Anteriormente nombrábamos diferentes esquemas
de los sistemas de conocimiento que hemos abordado, siendo el último el
crucigrama, pero debemos decir que ni siquiera este es el adecuado. Con los
años vemos que cada vez que se soluciona un problema, surgen nuevas preguntas
que crean otros nuevos; cada vez que se descubre algo que da explicación a otra
cosa, suele venir acompañado de cientos de nuevas preguntas. Si además tomamos
en serio al relativismo, podemos entender que en diferentes sistemas pueden
justificarse incluso creencias antitéticas, de lo que podemos extraer una
inconmensurabilidad del conocimiento, una cantidad de creencias no reductible a
ningún sistema de conocimiento. Pero, aún así, no debemos identificar la
inconmensurabilidad de creencias con una indecidibilidad, es decir, que el
conocimiento sea tan amplio y esté en una expansión continua, no es sinónimo de
que no podamos elegir o decidir qué creencias nos parecen más adecuadas.

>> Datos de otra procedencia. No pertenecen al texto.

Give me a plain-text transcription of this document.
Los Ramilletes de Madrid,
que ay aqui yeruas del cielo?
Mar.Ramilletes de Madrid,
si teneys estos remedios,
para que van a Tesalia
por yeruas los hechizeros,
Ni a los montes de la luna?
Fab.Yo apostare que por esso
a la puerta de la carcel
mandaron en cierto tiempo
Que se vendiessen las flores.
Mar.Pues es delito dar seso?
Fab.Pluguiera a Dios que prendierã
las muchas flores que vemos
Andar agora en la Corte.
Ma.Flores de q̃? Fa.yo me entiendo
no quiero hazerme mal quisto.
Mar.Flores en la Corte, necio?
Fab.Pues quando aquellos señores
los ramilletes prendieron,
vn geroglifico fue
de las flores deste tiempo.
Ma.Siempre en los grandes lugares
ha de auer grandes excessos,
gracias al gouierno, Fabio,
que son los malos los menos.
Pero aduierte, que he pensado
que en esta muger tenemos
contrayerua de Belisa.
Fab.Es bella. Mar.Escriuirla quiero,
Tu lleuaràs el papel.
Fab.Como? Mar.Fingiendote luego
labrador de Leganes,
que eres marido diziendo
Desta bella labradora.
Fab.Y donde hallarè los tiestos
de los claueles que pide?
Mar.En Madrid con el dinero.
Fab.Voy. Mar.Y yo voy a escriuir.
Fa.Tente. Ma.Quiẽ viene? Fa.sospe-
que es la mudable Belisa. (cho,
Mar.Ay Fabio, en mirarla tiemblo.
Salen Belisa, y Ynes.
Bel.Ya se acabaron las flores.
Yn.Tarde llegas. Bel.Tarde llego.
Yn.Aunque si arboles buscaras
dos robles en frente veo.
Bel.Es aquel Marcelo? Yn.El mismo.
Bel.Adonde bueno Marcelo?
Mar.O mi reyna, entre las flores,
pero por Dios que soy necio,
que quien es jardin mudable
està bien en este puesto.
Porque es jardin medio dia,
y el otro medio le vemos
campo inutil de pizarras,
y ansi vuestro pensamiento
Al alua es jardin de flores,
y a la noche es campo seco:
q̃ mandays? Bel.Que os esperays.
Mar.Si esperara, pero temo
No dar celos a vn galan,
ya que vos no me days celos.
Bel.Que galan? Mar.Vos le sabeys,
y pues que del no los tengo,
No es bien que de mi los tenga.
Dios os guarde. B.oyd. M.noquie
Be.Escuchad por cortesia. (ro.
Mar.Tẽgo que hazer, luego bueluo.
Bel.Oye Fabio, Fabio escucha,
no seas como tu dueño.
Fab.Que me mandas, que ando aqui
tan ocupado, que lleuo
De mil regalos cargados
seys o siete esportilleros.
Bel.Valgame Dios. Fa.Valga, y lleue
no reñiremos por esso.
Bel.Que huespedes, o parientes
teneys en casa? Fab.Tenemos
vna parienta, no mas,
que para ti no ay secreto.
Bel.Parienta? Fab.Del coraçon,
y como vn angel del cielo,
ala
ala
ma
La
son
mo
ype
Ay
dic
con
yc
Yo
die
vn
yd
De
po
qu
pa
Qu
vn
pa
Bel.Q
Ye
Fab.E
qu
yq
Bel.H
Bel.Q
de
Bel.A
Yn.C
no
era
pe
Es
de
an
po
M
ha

Para concluir, considero necesario preservar
siempre una actitud escéptica, pero recordemos que etimológicamente, ser
escéptico significa examinar atentamente. Es vital conservar el criticismo, la
decidibilidad acerca de determinadas creencias, y no aceptar dogmas o
relativismos extremos del «todo vale». Si bien
es cierto que existen innumerables sistemas de conocimiento, y por tanto
múltiples creencias antitéticas, no debemos creer que todas son igualmente
válidas, sino que es nuestra obligación decidir sobre cuál creemos correcta. Y
si queremos que esta decisión sea realmente congruente, deberíamos desechar
posibles influencias etnográficas –que una creencia sea considerada válida
donde resido, ni mucho menos la justifica–. Es muy importante, además, tener
siempre en mente la falacia naturalista: que de un «es», no podemos extraer un
«deber ser». No puede justificarse una creencia porque siempre se la haya
considerado verdadera, porque me beneficie, o porque así lo dice la ciencia –si
algo debemos también recordar es que
nuestro conocimiento es muy falible, y la ciencia no deja de ser conocimiento–.
Resumiendo, nuestro conocimiento es inconmensurable y falible, y por tanto
debemos decidir qué creencias nos parecen correctas de manera objetiva. Las
creencias que tienden a cerrarse a posibles falsaciones son las dogmáticas, que
suelen acudir a creencias autojustificadas o injustificables, y más nos vale
alejarnos de ellas si queremos obtener un conocimiento verosímil.